New Zealand house prices tipped to show modest gains in 2025
NEW Zealand house prices may show a modest recovery this year after failing to respond to falling interest rates in the final months of 2024, according to CoreLogic New Zealand.
Prices fell 3.9 per cent last year, the property agency said in data published late last week. Values fell 0.2 per cent in December for their 10th straight monthly decline, the report showed.
Prices rose modestly in early 2024 but buyer optimism was not sustained as the central bank kept borrowing costs high and economic growth stalled. When the Reserve Bank of New Zealand (RBNZ) eventually began cutting the Official Cash Rate (OCR) in August, the property market was flooded with homes for sale and values continued to retreat.
“We suspect that 2025 could prove to be a year of conflicting forces for New Zealand’s housing market with the net result being a relatively subdued upturn in sales volumes and property values,” said Kelvin Davidson, chief property economist at CoreLogic in Wellington. “Our expectation is that values could increase by around 5 per cent across New Zealand as a whole.”
Such a lift would be small compared to the previous cycle, when cheap borrowing costs saw house prices rise 16 per cent in 2020 and 26 per cent in 2021.

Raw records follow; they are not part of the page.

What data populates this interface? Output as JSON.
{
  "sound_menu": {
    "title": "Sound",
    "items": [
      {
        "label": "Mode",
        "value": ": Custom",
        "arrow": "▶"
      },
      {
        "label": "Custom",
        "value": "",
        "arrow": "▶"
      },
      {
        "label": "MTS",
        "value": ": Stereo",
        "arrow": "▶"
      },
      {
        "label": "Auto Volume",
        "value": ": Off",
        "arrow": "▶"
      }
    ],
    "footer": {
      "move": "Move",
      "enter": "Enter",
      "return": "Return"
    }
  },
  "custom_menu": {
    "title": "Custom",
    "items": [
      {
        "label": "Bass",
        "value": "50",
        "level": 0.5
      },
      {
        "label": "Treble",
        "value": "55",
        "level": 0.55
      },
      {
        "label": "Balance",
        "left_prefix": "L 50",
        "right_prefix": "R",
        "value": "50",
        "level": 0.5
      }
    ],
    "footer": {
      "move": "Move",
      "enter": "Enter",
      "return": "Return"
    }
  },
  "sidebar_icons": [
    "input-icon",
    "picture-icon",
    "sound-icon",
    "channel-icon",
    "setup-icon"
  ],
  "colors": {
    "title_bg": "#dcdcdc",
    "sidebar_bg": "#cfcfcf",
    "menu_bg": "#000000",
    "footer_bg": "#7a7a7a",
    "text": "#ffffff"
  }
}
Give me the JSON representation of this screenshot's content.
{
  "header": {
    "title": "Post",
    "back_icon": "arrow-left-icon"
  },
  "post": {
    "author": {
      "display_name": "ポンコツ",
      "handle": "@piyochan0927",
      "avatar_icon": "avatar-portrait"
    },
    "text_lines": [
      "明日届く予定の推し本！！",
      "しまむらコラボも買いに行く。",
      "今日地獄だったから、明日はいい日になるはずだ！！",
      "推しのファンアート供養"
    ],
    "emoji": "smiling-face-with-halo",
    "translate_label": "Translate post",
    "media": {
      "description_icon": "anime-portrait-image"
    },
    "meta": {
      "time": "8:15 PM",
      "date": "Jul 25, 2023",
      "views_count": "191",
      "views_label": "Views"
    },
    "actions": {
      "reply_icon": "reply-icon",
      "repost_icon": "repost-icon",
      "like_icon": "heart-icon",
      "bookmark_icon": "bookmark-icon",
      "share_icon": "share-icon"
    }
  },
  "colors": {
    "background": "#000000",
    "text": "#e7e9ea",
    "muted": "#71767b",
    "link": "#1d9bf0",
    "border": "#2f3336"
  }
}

Economists expect the RBNZ will eventually cut the OCR to around 3 per cent this year, a far cry from the record-low 0.25 per cent seen in 2020 when the economy was in the middle of the Covid-19 pandemic.
Davidson said lower mortgage interest rates, and the lowest internal serviceability test rates used by banks when they assess credit risk, will encourage more people to return to the property market and push prices higher. But in a weak economy, job security is an issue for many prospective buyers while the levels of listings on the market is also elevated, he said.
Barfoot and Thompson, the busiest residential realtor in largest city Auckland, on Tuesday (Jan 7) said it had 5,094 listings at the end of December – 16 per cent more than 12 months earlier.